Pese a la inmensa alegría que la noticia generó, su llegada era con incertidumbre. Tenía lógica que así fuera, ya que el paso de jugadores de su generación no había sido el mejor algunos años atrás. Con muchos factores para tener en cuenta, claro, pero lo cierto es que no lograron asentarse en la liga.

Sin embargo, Facundo fue paso a paso, y demostró que tiene el nivel necesario para jugar en la NBA. De repente, la puerta para los argentinos en la liga volvía a abrirse, para que unos meses después sea el turno de llegar para Gabriel Deck. Y, pese a ser en un contexto muy distinto al del arribo de Campazzo, el santiagueño está mostrando una rápida y buena adaptación a su equipo.

Ahora, con la temporada llegando a su fin, la apuesta es por Luca Vildoza, otro argentino que venía mostrando un gran nivel en Europa. Además, no hay que olvidar que antes del inicio de la temporada, Leandro Bolmaro fue seleccionado por Minnesota Timberwolves, equipo del que Pablo Prigioni forma parte del cuerpo técnico, y que Brooklyn Nets tiene los derechos sobre Juan Pablo Vaulet.

Claro está que los argentinos tienen bien ganado ese lugar en la NBA, y que todo era cuestión de tiempo, porque talento hay y mucho. Pero más allá de eso, la situación se torna de especial importancia, ya que aun cuando en el viejo continente el desempeño de los argentinos era muy bueno, la repercusión en el país no era grande, sin llegar más allá que dentro del ambiente mismo del básquet. Y ahora, con la NBA de por medio, eso cambia.

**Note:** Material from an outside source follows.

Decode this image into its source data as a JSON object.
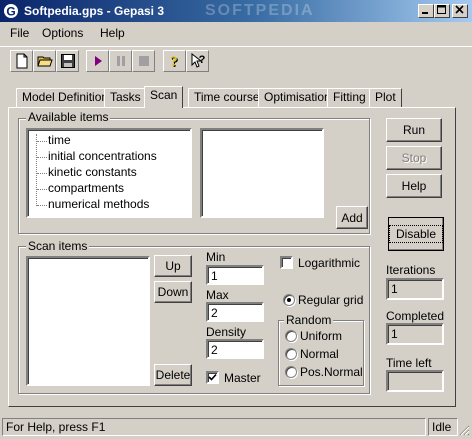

En principio, el peso que conlleva el cambio a la NBA genera que se le de visibilidad a los jugadores que dan el salto. A esto se le suma el atractivo de la liga estadounidense a nivel global, incluso para quienes no son allegados al básquet, y la facilidad de acceso a los partidos. Todo esto, combinado con el peso de las redes, genera que la difusión del básquet comience a crecer.

Gentileza: Oscar «Huevo» Sánchez

El despegue en las contrataciones de la plataforma NBA League Pass en el país desde la llegada de Campazzo a Denver dan cuenta de esto. Así como también, se empezará a ver el 7 en la espalda de los niños de la manera en que antes nos encontrábamos con la 20.

Efectivamente, la llegada de los argentinos a la NBA es de fuerte impacto, y gracias a esto, nuestros jugadores comienzan a tener el reconocimiento que en verdad merecen.